Filmin konusu internetten :
"Çöplerin içinde bulunan bir ceset. İstanbul Gazi Mahallesinde işlenmiş bir cinayet.
Öldürülen gencin ağabeyi Güneydoğuda yaptığı askerliğini yeni bitirmiş, geri dönmekte!
Kardeşinin katilini bulmak için harekete geçtiğinde cevaplanması zor sorularla dolu bir başka savaşın içine sürüklenmektedir. Gerçeğin arayışı içinde iz sürerken, kaybedilen şeyin sadece kendi kardeşinin hayatı olmadığını görecektir."

24 Mart 2010 Çarşamba

Heyecan


Bugün iksv film festivalinden 5 filme(planladığım 6 tane daha vardı, yer kalmamış), şehir tiyatrolarından 4 oyuna bilet aldım.

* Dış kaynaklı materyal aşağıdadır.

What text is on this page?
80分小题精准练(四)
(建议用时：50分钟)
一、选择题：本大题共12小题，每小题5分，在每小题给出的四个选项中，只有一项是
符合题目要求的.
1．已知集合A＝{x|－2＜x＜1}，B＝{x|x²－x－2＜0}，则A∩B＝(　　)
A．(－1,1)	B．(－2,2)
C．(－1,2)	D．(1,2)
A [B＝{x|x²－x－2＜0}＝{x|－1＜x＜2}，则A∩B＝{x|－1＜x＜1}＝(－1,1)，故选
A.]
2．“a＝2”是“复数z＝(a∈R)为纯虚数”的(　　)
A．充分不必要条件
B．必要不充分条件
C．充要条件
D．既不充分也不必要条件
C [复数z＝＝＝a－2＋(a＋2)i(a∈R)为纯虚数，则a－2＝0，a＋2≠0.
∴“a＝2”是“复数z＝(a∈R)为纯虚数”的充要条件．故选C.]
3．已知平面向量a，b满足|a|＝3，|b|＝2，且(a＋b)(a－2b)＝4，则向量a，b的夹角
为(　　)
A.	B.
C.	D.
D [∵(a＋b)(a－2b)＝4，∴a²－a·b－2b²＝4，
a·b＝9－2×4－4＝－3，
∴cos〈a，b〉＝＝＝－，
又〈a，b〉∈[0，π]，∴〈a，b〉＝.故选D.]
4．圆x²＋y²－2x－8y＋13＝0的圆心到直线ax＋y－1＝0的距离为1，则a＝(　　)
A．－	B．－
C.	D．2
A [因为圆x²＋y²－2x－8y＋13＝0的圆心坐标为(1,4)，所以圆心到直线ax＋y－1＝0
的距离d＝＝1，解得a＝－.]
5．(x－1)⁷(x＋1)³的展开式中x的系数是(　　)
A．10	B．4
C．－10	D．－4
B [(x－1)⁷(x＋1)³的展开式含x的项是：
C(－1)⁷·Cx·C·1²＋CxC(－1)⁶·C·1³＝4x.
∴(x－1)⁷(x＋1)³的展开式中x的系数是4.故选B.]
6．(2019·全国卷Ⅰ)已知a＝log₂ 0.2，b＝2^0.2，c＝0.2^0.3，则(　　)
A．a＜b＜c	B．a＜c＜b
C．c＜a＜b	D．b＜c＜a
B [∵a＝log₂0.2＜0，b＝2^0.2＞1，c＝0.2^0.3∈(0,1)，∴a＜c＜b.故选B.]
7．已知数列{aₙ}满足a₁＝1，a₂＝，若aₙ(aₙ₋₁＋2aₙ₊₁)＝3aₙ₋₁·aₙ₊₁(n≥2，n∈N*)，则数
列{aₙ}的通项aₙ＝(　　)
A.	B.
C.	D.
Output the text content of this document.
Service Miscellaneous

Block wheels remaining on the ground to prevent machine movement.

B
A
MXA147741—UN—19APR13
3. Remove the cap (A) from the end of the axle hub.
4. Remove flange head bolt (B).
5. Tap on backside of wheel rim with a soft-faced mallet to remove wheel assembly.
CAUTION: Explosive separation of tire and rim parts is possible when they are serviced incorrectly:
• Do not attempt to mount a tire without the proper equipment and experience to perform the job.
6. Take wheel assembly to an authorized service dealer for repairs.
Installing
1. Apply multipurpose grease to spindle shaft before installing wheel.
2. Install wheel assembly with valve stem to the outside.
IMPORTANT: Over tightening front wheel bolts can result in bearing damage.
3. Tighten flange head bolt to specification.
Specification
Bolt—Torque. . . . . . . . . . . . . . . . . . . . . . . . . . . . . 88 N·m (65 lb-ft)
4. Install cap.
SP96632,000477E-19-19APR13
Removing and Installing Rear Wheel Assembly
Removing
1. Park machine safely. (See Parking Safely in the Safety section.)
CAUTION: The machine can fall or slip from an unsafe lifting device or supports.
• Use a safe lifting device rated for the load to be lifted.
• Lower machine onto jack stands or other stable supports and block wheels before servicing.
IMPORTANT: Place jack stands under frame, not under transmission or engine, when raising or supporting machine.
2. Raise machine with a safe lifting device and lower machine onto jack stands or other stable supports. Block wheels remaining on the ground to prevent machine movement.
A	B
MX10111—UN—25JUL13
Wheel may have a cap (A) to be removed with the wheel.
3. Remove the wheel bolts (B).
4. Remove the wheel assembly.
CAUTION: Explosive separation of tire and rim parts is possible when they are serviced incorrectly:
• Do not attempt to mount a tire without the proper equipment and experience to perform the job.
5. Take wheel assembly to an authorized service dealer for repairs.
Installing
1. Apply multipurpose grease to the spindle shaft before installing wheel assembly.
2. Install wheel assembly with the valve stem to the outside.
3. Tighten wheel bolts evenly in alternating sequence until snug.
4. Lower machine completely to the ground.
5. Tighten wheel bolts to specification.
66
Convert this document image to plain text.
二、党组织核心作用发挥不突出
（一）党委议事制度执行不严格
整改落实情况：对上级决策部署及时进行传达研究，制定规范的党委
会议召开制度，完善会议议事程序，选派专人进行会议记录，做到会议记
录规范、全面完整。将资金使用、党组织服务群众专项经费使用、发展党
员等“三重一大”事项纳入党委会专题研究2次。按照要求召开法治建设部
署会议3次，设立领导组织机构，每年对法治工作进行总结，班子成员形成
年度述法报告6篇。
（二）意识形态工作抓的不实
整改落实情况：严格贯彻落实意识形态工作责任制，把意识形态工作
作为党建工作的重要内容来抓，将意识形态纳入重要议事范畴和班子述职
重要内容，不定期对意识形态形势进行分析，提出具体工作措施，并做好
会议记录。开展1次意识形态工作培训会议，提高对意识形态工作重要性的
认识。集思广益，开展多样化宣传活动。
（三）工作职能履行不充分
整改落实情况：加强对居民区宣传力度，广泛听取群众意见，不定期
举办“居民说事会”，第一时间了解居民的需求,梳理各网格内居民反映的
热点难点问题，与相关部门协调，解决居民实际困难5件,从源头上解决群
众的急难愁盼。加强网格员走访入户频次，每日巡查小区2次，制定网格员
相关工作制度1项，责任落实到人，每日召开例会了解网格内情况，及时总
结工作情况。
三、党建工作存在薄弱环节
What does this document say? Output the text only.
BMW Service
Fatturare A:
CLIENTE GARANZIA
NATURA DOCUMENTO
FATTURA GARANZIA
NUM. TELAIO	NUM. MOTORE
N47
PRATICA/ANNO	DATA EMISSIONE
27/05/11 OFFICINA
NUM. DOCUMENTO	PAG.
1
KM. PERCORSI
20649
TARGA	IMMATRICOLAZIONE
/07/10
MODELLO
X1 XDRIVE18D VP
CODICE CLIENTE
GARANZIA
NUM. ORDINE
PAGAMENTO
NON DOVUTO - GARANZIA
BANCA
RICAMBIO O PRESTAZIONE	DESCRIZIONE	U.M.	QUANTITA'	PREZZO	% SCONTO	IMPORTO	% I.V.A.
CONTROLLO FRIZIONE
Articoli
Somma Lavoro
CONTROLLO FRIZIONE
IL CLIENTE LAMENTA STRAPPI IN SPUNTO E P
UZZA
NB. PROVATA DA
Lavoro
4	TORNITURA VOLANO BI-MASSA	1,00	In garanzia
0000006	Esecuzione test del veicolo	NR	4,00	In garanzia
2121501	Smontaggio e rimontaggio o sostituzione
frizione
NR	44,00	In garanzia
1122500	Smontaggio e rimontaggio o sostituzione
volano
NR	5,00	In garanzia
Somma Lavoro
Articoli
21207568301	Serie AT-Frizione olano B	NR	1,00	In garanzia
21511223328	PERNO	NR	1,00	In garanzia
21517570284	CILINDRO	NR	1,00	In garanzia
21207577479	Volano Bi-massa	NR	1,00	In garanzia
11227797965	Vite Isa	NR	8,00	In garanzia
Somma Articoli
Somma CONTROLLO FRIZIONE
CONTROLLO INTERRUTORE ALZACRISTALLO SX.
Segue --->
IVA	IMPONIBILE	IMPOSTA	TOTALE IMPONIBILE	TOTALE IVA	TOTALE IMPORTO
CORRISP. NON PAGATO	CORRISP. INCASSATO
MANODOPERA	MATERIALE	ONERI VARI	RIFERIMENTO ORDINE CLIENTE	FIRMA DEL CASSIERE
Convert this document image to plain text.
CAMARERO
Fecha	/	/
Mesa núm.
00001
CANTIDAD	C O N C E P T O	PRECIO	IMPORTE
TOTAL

Bir aksilik olmazsa Nisan ayı filmli tiyatrolu yoğun geçecek :)

Filmler: Sweetie, Akvaryum, Rezervuar Köpekleri, Getirin Kellesini, Elveda
Oyunlar: Coriolanus, Bakhalar, Dokuz Kadın, Maskeliler

Umarım hepsine gidebilirim, Nisan için heyecanlıyım :)

20 Mart 2010 Cumartesi

Yüreğine Sor(2010)

Büyük ve üstün güzellikteki Tuba Büyüküstün'ün başrolünde oynadığı filmi normalde tv'de bile izlemeyi düşünmüyordum; ama denk geldi Karadeniz filmi olması sebebiyle üç kuzen gittik izledik. Bu üstteki fotoğraftaki elbisesi de favorim oldu, hatta olsa da giysem dedim :). Öyle normal bir film, eksiklikler(sırıtan durumlar) var ama belki de beklentisiz gittiğimden izlediğime pişman olmadım...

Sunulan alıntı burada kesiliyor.